Ponadto badania nad przywracaniem utraty wzroku stały się ogromnym punktem centralnym, a JDRF uruchomił Inicjatywę Moonshot w 2018 r., Której celem jest zmiana wiedzy i narzędzi, które posiadamy na temat chorób oczu związanych z cukrzycą, zarówno w celu zapobiegania, jak i regeneracji wzroku u osób z zaburzeniami sprawności ruchowej. . Inne ekscytujące prace są prowadzone przez naukowców, takich jak dr Jennifer Sun z Harvardu, zajmujących się cukrzycową chorobą siatkówki i opracowywaniem nowych biomarkerów do identyfikacji i leczenia tego powikłania.
Weź również zatwierdzenie przez FDA na początku 2019 roku preparatu Eylea, zastrzyku opracowanego przez Regeneron Pharmaceuticals do leczenia retinopatii od umiarkowanie ciężkiej do ciężkiej. Ten tak zwany lek anty-VEGF jest kluczowym lekiem pomagającym zapobiegać pogorszeniu się choroby oczu u niektórych osób z zaburzeniami czynności nerek z wczesnymi postaciami retinopatii. Jest to jedyny zatwierdzony inhibitor VEGF z dwiema opcjami dawkowania retinopatii, umożliwiający lekarzom dostosowanie leczenia do potrzeb pacjentów. Można go przyjmować co osiem tygodni po pięciu początkowych wstrzyknięciach miesięcznych lub co cztery tygodnie.

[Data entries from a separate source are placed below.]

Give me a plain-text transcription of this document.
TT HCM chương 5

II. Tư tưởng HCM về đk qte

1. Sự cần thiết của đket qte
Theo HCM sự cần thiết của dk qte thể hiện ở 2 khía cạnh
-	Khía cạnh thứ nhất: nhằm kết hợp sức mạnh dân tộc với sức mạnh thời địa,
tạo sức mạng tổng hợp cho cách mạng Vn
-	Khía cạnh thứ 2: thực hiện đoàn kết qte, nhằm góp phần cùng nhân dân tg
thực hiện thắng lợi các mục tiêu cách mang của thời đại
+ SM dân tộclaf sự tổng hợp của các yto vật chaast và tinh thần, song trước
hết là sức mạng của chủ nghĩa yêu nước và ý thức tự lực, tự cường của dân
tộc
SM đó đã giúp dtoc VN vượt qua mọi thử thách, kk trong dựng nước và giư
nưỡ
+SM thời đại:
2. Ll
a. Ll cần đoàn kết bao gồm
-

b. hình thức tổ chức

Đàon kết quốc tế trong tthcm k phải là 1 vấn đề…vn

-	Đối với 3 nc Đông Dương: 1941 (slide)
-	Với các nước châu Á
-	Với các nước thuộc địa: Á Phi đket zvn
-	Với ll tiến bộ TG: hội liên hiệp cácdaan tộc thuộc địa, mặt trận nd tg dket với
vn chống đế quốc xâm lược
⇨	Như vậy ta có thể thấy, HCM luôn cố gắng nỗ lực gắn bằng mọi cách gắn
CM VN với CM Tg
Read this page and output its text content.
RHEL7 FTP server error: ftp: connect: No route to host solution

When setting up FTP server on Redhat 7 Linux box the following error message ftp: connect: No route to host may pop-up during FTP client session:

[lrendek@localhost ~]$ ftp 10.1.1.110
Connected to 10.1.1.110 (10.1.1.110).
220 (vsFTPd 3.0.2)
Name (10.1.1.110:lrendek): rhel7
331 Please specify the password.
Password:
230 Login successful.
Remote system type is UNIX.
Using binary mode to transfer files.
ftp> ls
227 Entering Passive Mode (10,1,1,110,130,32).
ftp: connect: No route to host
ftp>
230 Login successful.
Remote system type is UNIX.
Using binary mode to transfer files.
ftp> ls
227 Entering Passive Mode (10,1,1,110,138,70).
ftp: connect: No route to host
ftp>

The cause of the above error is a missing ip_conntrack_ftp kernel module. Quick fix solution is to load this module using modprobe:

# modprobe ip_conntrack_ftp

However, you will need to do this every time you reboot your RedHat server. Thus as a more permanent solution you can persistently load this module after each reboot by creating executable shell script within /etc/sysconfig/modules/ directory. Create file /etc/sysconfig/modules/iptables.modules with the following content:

Jeśli chodzi o radzenie sobie ze strachem i nauczenie się, jak dobrze żyć z powikłaniami cukrzycy, istnieją inicjatywy prowadzone przez pacjentów, takie jak Diabetes Empowerment Summit, które pozwalają osobom z niepełnosprawnościami na podzielenie się swoimi doświadczeniami.
Jest wiele powodów do wdzięczności, nawet dla tych z nas, którzy już doświadczają retinopatii.
W tym celu możemy być wdzięczni za to, że żyjemy (z cukrzycą) w takim czasie, w jakim żyjemy.